Most drivers in the past few months will have experienced the bone-jarring thud as their car hits a pothole.
It’s bad enough during the day, but at night on unlit roads hitting the deeper ones at speed has the same shocking effect as a minor collision.
And once you have recovered from the body-juddering experience there’s the potential damage to tyres, wheels and suspension with which to deal.
So Hampshire County Council deserves credit for getting its act together so speedily after the autumn and winter floods which have wrecked our roads.
Its 80 gangs of pothole busters are working day and night to restore equilibrium to our motoring.
We remember clearly the last time we endured a winter of shocking weather – that time of snow and ice – and the lack of urgency shown by county hall to fix the holes.
Obviously lessons have been learned, not only by the Winchester-based authority but also by a government stung into financial action because the entire country has been left with a road system akin to a nationwide-sized slice of Gruyère cheese.
Memories are quick to fade, especially given the sparkling spring weather of the past fortnight or so.
However, surely nobody will ever forget the 2013/14 winter which brought the heaviest rainfall for 250 years.
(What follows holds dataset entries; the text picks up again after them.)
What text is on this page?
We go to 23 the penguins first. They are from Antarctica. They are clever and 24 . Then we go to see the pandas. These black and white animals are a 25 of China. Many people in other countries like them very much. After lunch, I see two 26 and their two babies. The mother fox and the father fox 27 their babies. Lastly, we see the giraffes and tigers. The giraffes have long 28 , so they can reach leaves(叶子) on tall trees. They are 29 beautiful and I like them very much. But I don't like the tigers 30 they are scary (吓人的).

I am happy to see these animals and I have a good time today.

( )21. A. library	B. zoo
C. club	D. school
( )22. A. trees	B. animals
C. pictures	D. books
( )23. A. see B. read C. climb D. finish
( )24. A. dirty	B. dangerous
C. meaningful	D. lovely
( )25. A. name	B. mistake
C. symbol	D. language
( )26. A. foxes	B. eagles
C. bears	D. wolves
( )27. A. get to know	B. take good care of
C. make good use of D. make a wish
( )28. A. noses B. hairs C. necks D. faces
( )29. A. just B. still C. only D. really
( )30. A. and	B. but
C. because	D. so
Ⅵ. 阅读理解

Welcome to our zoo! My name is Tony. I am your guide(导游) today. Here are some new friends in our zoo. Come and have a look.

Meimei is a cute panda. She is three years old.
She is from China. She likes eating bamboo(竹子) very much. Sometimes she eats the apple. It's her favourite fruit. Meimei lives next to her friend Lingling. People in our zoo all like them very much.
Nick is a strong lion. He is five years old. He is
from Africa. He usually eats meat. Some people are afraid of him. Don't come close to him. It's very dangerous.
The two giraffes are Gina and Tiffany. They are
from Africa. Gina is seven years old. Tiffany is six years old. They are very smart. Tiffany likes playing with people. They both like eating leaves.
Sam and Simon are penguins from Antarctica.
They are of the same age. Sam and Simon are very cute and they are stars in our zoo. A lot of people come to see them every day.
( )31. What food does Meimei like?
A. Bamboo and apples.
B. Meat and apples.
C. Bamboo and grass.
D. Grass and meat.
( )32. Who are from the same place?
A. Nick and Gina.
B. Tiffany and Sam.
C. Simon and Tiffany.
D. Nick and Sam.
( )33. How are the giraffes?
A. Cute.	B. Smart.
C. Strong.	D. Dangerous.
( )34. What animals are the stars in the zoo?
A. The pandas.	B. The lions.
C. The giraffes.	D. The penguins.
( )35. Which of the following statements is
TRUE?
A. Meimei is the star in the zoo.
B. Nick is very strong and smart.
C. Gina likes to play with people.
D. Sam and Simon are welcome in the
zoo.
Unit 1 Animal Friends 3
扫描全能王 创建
Certainly not those who live at Hambledon.
Councillor Sean Woodward, Hampshire’s councillor in charge of transport, says: ‘We have had the worst damage the county council has ever seen. It looks after 5,200 miles of roads, many of which are country lanes and weren’t built to withstand such weather. ’
The cost of the floods to roads and flood defences in Hampshire is about £63m. The government has stumped up £11.5m so far.
We can only hope it keeps its word and comes up with another £25m just to fix the roads.
Meanwhile, we’re having to get used to two new words in the lexicon of roads maintenance.
They are ‘jetpatcher’ and ‘multihog’.
Look out for them for they’re coming to a hole near you. Soon.